Distelvlinder (Vanessa cardui)

 

De Distelvlinder (Vanessa cardui) is ondanks sterk fluctuerende aantallen van jaar tot jaar, altijd een algemeen voorkomende vlindersoort in Nederland. De soort is echter niet het gehele jaar in ons land; de Distelvlinder overwintert in het zuiden van Europa. Rond april-mei komen de volwassen vlinders vanuit Zuid-Europa in Nederland aan. Na de paring wordt door het vrouwtje de eitjes op Akkerdistel (Cirsium arvense), Gewone klit (Arctium minus) of Grote brandnetel (Urtica dioica) afgezet. De rupsen ontwikkelen zich gedurende de zomer tot volwassen vlinders, welke aan het eind van de zomer weer terug naar Zuid-Europa vliegen om te overwinteren.

 


Heivlinder (Hipparchia semele)

 

De Heivlinder (Hipparchia semele) is een vrij schaarse standvlinder, maar die lokaal op de hogere zandgronden en in de duinen in grote aantallen kan voorkomen. De soort heeft een voorkeur voor een open en afwisselend heidelandschap. Het veranderend heidebeheer gedurende de laatste decennia, zoals het verdwijnen van begrazing door schapen, heeft er toe geleid dat veel heidegebieden een erg monotoon karakter hebben gekregen. Hierdoor is de Heivlinder op veel plaatsen in het binnenland verdwenen.

 


Hooibeestje (Coenonympha pamphilus)

 

Het Hooibeestje (Coenonympha pamphilus) is een zeer algemene vlinder, die ook regelmatig in tuinen en parken te zien is. De hoogste aantallen worden echter in schrale graslanden en in de duinen waargenomen. Het hooibeestje wordt in de literatuur vermeld als een weinig mobiele vlinder; met name de mannetjes zijn erg honkvast en verplaatsen zich hun hele leven vaak slechts een kleine 100 meter vanaf de locatie waar ze verpopt zijn.

 

In het verleden kwamen nog een aantal andere gelijkende soorten in Nederland voor, waaronder het Tweekleurig hooibeestje (Coenonympha arcania) en het Zilverstreephooibeestje (Coenonympha hero). Helaas zijn deze in Nederland uitgestorven. Het eveneens gelijkende en uiterst zeldzame Veenhooibeestje (Coenonympha tulli) komt momenteel nog op vier locaties in Drenthe en zuidoost Friesland voor.

 


Kleine heivlinder (Hipparchia statilinus)

 

De Kleine heivlinder is in Nederland een uiterst zeldzame standvlinder. De soort is een specialist van stuifzanden en komt in Nederland momenteel alleen nog op het Kootwijkerzand voor. Gelukkig is de Kleine heivlinder nog talrijk aanwezig in droge, steppeachtige gebieden in grote delen van Zuid- en Oost-Europa. Deze dagvlindersoort gebruikt voornamelijk Buntgras (Corynephorus canescens) als waardplant. Door de langdurige droogte in de zomer van 2018,  kwamen weinig plantensoorten tot bloei op het Kootwijkerzand. Om er voor te zorgen dat de Kleine heivlinder niet uit het gebied zou verdwijnen en daardoor in geheel Nederland uitgestorven zou zijn, heeft De Vlinderstichting in samenwerking met vrijwilligers speciale 'nectarkroegen' aangelegd. Deze werden niet alleen door de Kleine heivlinder bezocht, maar ook veel andere soorten die in het gebied voorkomen zoals de verwante Heivlinder (Hipparchia semele), Kommavlinder (Hesperia comma) en de Bruine vuurvlinder (Lycaena tityrus) profiteerden van de nectarkroegen.

 


Kleine ijsvogelvlinder (Limenitis camilla)

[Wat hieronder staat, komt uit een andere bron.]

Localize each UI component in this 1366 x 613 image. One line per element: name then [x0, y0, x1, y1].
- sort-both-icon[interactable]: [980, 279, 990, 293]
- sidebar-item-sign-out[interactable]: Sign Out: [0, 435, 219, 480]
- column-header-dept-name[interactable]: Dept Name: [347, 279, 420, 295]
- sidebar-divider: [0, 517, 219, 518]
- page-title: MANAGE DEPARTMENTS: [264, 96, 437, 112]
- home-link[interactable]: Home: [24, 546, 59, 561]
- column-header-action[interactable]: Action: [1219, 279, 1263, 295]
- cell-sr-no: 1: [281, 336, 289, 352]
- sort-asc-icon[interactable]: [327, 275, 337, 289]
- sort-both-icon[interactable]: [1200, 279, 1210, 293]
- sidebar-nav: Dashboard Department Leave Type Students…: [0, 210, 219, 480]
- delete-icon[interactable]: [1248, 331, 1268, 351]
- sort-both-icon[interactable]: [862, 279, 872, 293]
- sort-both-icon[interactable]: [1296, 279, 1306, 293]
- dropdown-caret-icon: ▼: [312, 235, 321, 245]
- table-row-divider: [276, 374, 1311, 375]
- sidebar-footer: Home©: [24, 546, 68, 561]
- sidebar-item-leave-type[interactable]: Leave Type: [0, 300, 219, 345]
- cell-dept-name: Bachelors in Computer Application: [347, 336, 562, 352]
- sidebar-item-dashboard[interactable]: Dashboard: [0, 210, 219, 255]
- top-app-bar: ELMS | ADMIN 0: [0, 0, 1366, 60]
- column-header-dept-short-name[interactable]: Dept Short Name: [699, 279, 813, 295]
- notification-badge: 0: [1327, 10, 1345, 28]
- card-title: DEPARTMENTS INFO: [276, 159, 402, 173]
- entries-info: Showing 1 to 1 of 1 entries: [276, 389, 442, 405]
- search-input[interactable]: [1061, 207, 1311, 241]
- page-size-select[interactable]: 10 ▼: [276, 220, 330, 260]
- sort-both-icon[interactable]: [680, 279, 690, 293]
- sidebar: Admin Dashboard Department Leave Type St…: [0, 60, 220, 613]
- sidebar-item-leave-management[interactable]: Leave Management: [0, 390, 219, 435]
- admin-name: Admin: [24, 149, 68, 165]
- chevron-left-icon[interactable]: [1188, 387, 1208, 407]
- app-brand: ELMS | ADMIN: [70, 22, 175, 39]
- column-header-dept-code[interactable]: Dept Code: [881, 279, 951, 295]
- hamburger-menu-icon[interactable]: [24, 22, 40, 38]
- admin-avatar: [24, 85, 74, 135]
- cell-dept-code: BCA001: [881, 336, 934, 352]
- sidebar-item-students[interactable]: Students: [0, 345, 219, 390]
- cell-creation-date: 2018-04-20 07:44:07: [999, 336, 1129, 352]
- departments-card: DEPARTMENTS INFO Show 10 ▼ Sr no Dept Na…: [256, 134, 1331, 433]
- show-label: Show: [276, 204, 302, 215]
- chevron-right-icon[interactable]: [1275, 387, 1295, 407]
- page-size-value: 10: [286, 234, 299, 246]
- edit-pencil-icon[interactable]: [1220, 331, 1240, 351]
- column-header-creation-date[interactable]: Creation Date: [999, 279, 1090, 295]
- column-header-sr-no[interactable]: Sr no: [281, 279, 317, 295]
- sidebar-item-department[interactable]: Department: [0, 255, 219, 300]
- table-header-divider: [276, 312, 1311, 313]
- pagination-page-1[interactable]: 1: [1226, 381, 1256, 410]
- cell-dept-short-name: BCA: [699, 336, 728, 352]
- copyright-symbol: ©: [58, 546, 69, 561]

De Kleine ijsvogelvlinder (Limenitis camilla) is een zeldzame standvlinder, waarvan in Nederland alleen nog in Twente en in de Achterhoek grote populaties voorkomen. De eitjes worden afgezet op Wilde kamperfoelie (Lonicera periclymenum) en in sommige gevallen ook op Rode kamperfoelie (Lonicera xylosteum). De rupsen laten een erg kenmerkend vraatspoor achter; ze beginnen bij de top van het blad en eten vervolgens naar beneden waarbij ze de middennerf intact laten.

 


Koevinkje (Aphantopus hyperantus)

 

Het Koevinkje (Aphantopus hyperantus) is een algemene standvlinder, die met name op de hoge zandgronden in het zuiden en oosten van Nederland voorkomt. De laatste jaren is er ook een toename van deze soort in de duinen te zien. De vrouwtjes besteden relatief veel tijd aan het zoeken van nectar. De mannetjes worden daarentegen zelden op bloeiende planten waargenomen; ze maken veel patrouillevluchten op zoek naar vrouwtjes waarbij ze veelal paadjes en bosranden volgen.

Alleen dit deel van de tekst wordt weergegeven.